# Sabor da Despedida



## Vince (11 Jul 2010 às 22:33)

l]


----------



## Lousano (12 Jul 2010 às 22:01)

Será que não era possível preservar as gravuras (Sabor, Côa, etc...) e ter a barragem da mesma forma?

Na minha opinião até seria benéfico para esses locais, se tivessem um mês exclusivo para esse tipo de turismo cultural (por exemplo Setembro) e não aconteceria o que está a acontecer com Vila Nova de Foz Côa.

Atenção que é apenas uma opinião!


----------



## FSantos (13 Jul 2010 às 00:05)

Mais uma vez o desenvolvimento é atabalhoado, inconsequente, cego, enganador, autista e arrogante.
Até pode ser para o bem de "todos" mas a forma patranheira que usam para iludir o povo retira-lhes toda a credibilidade.
O 4º vídeo resume tudo e resume-nos. A Natureza não interessa, só a vida quotidiana estúpida e vazia de sentido nos faz mover.

A Terra existe há 4500 milhões de anos. O Homem há 1.8 milhões.
Quem acham que vai sobreviver?

A Natureza encarregar-se-á de eliminar esta praga destruidora que é o Homem.

E novamente tudo começará, e teremos aprendido a lição.

Tenho uma grande esperança que os filhos (que terei) olhem para este planeta como o seu berço e não a escarradeira que dela fazemos actualmente.


----------



## joseoliveira (13 Jul 2010 às 00:47)

O cenário bucólico, selvagem e diga-se puro, em breve será como uma miragem e ficará apenas na memória de quem lá vive ou tenha visitado a região. 

Confesso que apesar de ter tempo suficiente para ver os 5 vídeos, não tive paciência para assistir a tudo o que foi dito; estava sempre presente a imagem de uma morte anunciada de uma beleza paisagística, de uma interacção e de uma vivência bastante íntima entre o habitante local e o que o rio até ao momento lhe tem proporcionado.

É a marca de um desenvolvimento de qualidade muito duvidosa, antes diria um desenvolvimento às 3 pancadas como tantos e demasiados que têm surgido diante dos nossos olhos e que muitas vezes mais não podemos fazer se não assistirmos impávidos e serenos…, sim, que alternativas realmente válidas poderão existir para que a nossa palavra também tenha um lugar importante nos centros de decisão?


----------



## Z13 (14 Jul 2010 às 00:40)

É um documentário muito interessante (obrigado Vince pela partilha) mas altamente tendencioso...
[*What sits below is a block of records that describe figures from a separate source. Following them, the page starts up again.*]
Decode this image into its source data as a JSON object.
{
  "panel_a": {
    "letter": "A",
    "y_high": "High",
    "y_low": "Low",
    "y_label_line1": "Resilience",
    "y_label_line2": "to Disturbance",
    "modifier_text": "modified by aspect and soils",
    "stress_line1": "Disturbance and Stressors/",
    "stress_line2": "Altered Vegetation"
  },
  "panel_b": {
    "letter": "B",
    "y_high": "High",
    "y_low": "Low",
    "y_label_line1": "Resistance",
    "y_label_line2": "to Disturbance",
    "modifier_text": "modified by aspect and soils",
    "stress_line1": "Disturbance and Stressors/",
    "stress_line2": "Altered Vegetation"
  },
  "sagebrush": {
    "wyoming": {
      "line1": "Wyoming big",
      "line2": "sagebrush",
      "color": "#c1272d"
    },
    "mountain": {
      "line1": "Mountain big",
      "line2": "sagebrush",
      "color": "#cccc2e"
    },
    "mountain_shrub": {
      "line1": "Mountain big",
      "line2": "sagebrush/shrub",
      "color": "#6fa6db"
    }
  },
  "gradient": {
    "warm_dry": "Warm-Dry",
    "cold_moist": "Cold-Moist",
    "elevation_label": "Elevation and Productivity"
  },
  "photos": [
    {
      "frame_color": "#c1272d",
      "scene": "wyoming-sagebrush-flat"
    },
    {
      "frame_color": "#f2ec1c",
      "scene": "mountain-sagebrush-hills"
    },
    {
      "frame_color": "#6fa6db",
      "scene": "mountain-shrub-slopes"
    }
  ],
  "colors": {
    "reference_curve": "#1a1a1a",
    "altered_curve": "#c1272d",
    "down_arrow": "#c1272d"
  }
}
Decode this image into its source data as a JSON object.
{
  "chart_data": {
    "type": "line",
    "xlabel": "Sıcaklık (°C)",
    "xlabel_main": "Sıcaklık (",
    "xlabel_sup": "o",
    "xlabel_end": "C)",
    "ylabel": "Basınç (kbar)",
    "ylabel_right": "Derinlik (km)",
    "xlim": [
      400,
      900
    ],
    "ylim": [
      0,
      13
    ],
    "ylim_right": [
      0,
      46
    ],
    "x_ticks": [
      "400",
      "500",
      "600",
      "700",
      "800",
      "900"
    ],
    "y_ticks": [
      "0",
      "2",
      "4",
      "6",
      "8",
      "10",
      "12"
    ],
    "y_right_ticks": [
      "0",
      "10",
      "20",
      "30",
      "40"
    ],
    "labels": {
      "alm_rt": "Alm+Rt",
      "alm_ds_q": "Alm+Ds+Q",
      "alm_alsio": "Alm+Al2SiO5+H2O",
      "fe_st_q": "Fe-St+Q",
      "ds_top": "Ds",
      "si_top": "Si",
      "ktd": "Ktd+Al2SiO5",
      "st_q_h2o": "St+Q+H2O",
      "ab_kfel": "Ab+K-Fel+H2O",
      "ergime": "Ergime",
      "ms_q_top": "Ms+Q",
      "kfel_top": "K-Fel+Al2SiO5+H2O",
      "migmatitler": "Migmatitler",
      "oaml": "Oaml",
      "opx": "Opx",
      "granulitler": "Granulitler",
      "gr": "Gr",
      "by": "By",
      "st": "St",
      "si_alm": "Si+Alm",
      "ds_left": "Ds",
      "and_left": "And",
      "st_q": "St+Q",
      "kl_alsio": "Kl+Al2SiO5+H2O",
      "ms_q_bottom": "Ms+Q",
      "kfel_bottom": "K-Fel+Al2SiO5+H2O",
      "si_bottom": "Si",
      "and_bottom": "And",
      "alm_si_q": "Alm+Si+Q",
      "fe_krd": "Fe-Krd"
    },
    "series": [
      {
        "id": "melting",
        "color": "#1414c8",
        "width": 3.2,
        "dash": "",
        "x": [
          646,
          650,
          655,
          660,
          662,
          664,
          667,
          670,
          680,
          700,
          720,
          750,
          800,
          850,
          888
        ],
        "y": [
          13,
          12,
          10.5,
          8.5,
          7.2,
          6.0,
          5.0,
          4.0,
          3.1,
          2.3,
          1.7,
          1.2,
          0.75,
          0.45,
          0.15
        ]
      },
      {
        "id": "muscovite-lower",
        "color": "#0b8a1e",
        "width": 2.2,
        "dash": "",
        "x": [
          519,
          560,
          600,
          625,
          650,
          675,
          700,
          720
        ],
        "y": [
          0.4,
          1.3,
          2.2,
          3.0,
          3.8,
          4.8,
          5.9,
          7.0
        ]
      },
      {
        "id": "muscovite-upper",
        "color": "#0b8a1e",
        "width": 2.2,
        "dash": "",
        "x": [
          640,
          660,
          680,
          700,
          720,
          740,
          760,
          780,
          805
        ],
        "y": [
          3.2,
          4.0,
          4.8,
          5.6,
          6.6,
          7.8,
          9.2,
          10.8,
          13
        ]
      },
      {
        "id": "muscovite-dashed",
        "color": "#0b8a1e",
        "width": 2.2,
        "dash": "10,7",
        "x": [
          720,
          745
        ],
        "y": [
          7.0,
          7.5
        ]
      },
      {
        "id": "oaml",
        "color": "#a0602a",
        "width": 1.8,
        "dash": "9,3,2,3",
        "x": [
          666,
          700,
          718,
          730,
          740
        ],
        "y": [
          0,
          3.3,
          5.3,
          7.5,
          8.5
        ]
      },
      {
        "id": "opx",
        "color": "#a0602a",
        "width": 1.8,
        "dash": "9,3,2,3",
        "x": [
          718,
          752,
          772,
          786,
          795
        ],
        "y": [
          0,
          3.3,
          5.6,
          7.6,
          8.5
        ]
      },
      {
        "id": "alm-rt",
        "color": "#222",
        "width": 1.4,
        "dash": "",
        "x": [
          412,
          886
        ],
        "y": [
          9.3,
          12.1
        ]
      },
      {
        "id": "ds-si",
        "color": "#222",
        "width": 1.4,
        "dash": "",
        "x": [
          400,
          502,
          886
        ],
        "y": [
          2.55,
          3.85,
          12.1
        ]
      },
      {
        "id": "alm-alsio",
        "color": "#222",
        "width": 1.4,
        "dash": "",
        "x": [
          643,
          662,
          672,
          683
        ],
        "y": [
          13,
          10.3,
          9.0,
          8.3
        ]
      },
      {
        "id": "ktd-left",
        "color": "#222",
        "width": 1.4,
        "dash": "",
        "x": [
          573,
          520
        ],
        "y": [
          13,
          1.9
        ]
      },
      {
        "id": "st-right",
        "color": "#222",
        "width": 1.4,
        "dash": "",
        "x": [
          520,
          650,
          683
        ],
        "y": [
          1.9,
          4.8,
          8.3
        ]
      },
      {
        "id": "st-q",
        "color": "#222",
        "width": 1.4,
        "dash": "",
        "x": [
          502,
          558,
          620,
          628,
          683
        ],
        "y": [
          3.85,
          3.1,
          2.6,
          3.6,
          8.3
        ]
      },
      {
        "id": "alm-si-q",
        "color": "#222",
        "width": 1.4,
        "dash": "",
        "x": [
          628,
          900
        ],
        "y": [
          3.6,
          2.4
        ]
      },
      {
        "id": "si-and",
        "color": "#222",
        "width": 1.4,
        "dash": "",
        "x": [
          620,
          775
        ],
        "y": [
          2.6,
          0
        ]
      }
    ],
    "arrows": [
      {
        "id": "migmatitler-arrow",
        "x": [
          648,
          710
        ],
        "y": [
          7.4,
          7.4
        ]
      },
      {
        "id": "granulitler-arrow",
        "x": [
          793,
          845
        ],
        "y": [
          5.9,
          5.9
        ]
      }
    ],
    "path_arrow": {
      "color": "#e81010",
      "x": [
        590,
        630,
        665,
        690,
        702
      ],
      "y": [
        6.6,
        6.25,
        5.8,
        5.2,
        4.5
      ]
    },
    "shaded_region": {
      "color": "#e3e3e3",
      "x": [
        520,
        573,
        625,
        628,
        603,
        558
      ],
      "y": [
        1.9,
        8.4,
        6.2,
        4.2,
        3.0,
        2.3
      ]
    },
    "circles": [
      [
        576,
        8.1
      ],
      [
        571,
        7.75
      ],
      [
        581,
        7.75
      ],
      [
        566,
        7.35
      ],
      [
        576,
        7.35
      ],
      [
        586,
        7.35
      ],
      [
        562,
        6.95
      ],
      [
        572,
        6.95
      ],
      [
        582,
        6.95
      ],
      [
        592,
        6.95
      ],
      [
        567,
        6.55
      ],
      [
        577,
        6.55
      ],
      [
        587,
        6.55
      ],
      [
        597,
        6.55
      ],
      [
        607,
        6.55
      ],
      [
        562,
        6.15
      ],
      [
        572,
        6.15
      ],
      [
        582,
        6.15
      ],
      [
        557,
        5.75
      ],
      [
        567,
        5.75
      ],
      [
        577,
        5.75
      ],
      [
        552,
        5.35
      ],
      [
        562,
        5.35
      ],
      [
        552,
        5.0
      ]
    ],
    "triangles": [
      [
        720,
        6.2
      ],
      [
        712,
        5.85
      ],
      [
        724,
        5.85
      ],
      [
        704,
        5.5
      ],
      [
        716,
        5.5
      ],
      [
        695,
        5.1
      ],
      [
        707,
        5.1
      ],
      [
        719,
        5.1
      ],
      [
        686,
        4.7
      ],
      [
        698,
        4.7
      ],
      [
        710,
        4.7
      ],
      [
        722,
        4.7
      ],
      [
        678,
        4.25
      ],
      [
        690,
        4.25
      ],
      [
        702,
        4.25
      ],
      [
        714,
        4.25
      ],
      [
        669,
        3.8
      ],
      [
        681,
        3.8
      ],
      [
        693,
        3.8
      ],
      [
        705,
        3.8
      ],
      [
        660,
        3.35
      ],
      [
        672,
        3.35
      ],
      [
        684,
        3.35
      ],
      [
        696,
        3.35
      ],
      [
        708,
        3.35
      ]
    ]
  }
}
Depois de o observarmos ficamos com a ideia de que a barragem só tem desvantagens, e que até a forma de produzir energia é desvantajosa...
Além de que dá a ideia que a verdadeira mais valia para o país era deixarem o Sabor em paz, ou seja, ao abandono... isso é que era selvagem!

Sem querer ser advogado do diabo, parece-me nitidamente uma reportagem encomendada pelos ambientalistas, essa espécie superior que já ultrapassou em importância e destaque a _"brigada das vassourinhas"_ (os arqueólogos) que eram à uns anos os principais entraves ao desenvolvimento...


----------



## AnDré (14 Jul 2010 às 02:47)

Z13 disse:


> Depois de o observarmos ficamos com a ideia de que a barragem só tem desvantagens, e que até a forma de produzir energia é desvantajosa...
> Além de que dá a ideia que a verdadeira mais valia para o país era deixarem o Sabor em paz, ou seja, ao abandono... isso é que era selvagem!:rolleyes



Dado o tipo de estratégia energética adoptada pelo nosso país, a construção de barragens reversíveis são urgentes.

E quanto ao consumo de energia, este ano, não tem parado de subir.
Nos primeiros 12 dias do mês, consumiu-se +7,9% de energia face ao mesmo período do ano passado.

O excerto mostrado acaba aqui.